Our Lord sent him away with the joyful assurance that his son was alive.

Chuza’s wife, Joanna, knew Jesus Christ, all His disciples, Mary Magdalene and Mary of Clopas.

Joanna is mentioned alongside Mary Magdalene and other women as those who first visited the Christ’s tomb and found it empty, and it is to this group of women, that Jesus first appeared and instructed them to tell the disciples that He is arisen and to meet Him in Galilee (Matthew 28:8-10). This this nobleman’s wife was a key witness to Christ’s miraculous resurrection from the dead after having been severely beaten, tortured, crucified and speared in the side by a competent Roman soldier of execution attesting to the fact that he was most assuredly dead.

Image by Dan Barag and David Flusser, CC BY 2.5.
This inscription was found on the ossuary of Johanna the daughter of Theophilus the High Priest. It is from the 1st century AD. Image by Dan Barag and David Flusser, CC BY 2.5

A first-century ossuary discovered in Jerusalem holds the remains of a woman named ‘Joanna’ who was the granddaughter of ‘Theophilus the high priest.’1 If this is the same woman mentioned by Luke, her role as a key witness to the empty tomb could be explained by the fact that, Luke wrote to a “most excellent Theophilus” (Luke 1:3 NKJV), and as his granddaughter, Joanna would have been someone he loved and trusted.

Theophilus (Hebrew: תפלוס בר חנן) was the High Priest from 37 to 41 AD in the Temple built by Herod in Jerusalem according to Josephus’s Antiquities of the Jews.2 He was a member of one of the wealthiest and most influential Jewish families in Judean Province during the 1st century.

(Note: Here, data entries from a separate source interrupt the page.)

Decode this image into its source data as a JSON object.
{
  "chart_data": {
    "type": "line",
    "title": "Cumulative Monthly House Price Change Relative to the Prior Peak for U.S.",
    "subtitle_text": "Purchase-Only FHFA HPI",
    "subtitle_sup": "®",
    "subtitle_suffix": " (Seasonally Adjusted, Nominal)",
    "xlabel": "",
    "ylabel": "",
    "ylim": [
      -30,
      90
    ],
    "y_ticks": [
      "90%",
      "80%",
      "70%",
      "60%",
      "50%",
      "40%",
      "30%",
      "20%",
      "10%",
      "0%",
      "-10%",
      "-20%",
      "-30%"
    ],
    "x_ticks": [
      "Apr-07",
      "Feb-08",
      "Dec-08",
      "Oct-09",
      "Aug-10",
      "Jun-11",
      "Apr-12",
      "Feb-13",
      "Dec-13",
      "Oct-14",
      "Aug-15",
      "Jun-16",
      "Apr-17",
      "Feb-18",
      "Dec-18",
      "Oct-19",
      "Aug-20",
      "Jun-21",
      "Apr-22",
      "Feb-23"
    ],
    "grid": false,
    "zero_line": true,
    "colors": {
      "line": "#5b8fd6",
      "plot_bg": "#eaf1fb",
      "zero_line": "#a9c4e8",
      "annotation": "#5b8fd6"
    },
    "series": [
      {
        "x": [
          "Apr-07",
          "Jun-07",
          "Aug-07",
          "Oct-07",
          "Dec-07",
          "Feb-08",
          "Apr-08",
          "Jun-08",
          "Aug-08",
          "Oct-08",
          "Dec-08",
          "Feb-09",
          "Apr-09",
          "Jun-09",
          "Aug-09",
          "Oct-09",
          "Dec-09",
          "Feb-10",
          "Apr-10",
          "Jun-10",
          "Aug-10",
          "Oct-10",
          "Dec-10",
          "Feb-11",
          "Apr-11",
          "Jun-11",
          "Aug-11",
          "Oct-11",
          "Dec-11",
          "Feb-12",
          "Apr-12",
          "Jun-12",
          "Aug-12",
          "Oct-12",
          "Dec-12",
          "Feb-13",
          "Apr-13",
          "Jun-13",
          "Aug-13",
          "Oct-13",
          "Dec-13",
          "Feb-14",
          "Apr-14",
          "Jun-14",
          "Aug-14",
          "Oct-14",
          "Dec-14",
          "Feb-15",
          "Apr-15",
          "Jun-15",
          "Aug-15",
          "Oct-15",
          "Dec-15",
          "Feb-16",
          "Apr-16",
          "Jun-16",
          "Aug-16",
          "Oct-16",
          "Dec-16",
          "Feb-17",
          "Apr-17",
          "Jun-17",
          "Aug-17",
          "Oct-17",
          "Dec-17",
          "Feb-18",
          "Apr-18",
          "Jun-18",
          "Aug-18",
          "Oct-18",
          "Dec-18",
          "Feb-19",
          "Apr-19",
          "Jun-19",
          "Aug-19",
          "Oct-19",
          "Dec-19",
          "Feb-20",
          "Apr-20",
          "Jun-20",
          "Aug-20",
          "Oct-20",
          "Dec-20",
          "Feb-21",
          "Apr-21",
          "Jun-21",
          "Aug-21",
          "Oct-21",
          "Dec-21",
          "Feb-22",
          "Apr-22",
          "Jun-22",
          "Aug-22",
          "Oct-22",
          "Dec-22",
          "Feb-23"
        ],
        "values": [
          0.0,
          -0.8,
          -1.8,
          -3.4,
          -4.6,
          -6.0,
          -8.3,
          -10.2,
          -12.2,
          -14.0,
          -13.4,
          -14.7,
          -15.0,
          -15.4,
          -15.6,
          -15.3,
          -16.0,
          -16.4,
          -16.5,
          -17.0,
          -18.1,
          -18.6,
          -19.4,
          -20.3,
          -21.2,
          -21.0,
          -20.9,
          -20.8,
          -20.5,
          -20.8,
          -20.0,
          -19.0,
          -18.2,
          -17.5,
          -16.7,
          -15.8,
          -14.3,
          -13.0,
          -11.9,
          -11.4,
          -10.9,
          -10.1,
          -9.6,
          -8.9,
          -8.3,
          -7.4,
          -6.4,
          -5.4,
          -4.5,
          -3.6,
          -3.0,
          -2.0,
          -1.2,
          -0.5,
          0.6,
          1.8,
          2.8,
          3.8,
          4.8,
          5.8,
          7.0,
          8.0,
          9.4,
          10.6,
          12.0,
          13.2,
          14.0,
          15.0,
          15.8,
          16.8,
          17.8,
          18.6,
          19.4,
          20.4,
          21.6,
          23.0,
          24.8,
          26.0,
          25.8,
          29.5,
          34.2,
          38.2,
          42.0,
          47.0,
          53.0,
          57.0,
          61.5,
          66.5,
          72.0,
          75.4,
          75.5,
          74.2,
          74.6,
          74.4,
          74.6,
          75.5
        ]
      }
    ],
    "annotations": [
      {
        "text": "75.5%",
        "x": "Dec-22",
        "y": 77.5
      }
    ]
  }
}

  1. Dan Barag and David Flusser, “The Ossuary of Yehoḥanah Granddaughter of the High Priest Theophilus,” Israel Exploration Journal, Vol. 36, No. 1/2 (1986), pp. 39–44. JSTOR 27926007.
  2. The ancient Jewish historian Flavius Josephus (born Yosef ben Matityahu) is the author of Antiquities of the Jews and The Jewish War (chronicling the Great Jewish Revolt of 66–70 AD).